No special tools beyond torque wrenches (foot pound and inch pound), a cut down allen wrench for the velocity stack, and miscellaneous allen, socket, and torx wrenches in both SAE and Metric.

A dremel tool with soft foam polishing wheels were the only way I could effectively de-carbon anything. But you have to keep it off mating surfaces, as it likely removes aluminum in the process.

Timewise, just what it takes to rotate the engine down, and strip it down past the jugs. I left my pistons on the rods and cleaned and reused them (they looked fine, we will see if I regret that).

I accidentally reused my cam cover gasket also, we will see if that also is something I regret... its holding fine right now.

The Cometic kit also has different (better probably) exhaust gaskets. They don't look like they will squish up and occlude flow like the factory harley "lead mesh" ones always do.

All in all not a terrible job, but shipping to Fl meant the bike sat for a while.

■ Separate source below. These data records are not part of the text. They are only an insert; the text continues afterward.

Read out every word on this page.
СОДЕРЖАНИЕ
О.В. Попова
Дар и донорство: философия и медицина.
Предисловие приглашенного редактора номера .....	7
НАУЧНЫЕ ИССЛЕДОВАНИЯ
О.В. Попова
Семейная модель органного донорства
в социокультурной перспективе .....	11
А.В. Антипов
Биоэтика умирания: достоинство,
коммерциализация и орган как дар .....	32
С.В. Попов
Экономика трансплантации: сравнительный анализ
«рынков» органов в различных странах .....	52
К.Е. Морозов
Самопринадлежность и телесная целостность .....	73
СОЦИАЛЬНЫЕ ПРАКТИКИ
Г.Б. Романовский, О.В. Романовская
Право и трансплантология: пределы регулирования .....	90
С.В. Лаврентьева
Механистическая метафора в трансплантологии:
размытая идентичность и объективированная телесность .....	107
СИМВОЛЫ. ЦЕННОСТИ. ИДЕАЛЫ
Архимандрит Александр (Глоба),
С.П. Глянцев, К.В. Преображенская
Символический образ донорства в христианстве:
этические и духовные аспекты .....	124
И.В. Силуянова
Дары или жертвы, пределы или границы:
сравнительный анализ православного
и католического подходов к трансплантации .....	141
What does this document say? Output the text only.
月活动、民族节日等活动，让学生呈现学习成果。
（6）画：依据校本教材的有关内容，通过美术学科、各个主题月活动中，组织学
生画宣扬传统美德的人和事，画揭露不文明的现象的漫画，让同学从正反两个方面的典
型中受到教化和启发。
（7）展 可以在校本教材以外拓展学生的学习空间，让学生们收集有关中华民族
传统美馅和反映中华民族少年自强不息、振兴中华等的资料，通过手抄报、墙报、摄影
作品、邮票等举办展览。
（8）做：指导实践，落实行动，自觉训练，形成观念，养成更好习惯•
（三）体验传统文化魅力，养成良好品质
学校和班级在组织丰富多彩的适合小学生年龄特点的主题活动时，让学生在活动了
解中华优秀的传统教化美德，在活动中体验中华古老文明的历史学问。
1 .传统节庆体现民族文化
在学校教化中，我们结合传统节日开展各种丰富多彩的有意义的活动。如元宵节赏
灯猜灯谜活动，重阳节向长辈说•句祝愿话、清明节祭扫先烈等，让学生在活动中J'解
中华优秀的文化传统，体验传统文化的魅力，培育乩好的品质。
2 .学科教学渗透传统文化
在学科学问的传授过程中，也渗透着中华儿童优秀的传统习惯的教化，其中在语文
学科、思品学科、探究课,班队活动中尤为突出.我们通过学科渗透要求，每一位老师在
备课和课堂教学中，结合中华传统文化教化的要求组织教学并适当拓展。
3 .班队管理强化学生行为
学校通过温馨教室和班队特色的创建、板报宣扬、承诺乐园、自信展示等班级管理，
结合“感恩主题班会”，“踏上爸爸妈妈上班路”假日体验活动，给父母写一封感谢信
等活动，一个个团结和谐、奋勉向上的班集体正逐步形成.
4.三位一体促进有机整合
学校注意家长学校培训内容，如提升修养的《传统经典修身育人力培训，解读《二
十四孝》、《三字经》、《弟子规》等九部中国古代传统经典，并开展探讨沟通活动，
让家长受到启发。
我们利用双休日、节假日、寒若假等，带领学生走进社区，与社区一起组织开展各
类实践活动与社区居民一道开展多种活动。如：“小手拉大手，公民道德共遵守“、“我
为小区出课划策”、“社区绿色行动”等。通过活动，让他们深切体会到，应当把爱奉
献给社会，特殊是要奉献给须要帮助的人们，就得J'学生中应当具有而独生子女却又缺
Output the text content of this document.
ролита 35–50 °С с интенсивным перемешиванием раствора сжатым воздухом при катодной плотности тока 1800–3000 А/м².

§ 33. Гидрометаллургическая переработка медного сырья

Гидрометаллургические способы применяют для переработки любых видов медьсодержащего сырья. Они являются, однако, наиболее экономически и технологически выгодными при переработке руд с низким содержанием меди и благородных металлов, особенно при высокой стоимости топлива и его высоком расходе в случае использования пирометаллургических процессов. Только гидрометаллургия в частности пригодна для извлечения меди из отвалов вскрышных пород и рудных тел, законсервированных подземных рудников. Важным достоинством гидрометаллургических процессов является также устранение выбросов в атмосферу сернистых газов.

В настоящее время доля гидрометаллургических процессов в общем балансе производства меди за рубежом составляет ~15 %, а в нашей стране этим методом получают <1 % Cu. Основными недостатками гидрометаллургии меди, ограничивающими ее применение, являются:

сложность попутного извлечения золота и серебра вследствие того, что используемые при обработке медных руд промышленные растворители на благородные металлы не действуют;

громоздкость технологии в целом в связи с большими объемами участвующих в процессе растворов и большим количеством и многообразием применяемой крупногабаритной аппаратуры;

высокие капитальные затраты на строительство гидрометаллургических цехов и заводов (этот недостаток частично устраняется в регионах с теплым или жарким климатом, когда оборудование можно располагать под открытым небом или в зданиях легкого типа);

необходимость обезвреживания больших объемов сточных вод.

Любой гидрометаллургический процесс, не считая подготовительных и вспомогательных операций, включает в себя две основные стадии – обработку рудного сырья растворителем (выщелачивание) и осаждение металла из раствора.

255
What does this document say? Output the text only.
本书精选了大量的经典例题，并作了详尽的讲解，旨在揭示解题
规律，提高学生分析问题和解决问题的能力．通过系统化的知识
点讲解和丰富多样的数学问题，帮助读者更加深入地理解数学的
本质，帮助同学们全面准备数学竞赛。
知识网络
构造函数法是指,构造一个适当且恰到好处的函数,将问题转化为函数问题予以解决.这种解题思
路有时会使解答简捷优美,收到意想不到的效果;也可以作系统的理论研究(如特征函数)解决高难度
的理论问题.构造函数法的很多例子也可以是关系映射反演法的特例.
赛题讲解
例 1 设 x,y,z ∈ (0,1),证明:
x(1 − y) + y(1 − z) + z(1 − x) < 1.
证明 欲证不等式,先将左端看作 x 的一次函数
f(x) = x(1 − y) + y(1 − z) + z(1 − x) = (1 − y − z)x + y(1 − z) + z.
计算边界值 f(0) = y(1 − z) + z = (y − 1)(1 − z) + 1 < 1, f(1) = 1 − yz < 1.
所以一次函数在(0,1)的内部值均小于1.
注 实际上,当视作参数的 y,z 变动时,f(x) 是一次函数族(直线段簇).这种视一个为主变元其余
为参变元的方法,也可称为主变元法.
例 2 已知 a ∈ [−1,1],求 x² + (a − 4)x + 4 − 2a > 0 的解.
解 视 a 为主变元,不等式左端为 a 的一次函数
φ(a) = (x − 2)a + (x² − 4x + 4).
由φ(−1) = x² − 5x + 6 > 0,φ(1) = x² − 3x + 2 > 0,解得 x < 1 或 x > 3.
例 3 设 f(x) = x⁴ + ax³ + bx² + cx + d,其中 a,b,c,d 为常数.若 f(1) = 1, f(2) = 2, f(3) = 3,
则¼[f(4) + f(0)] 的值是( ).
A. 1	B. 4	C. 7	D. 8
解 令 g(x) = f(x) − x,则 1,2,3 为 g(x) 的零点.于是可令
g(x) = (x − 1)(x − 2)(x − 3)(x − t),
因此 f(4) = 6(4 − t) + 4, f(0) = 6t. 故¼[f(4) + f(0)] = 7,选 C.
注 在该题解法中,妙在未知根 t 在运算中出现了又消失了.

Now I'm wondering if carbon build up isn't responsible for some of the crank failures. What happens when the squish band is full of carbon, but keeps getting more? How can that not hurt the crank with a death by a thousand cuts as the motor tries to become a diamond factory?

I've only put about 20 miles on it since putting it back together, I'll update as conditions warrant.

Thanks Pammy and Wes at Cycle Rama, and Al at American Sportbike!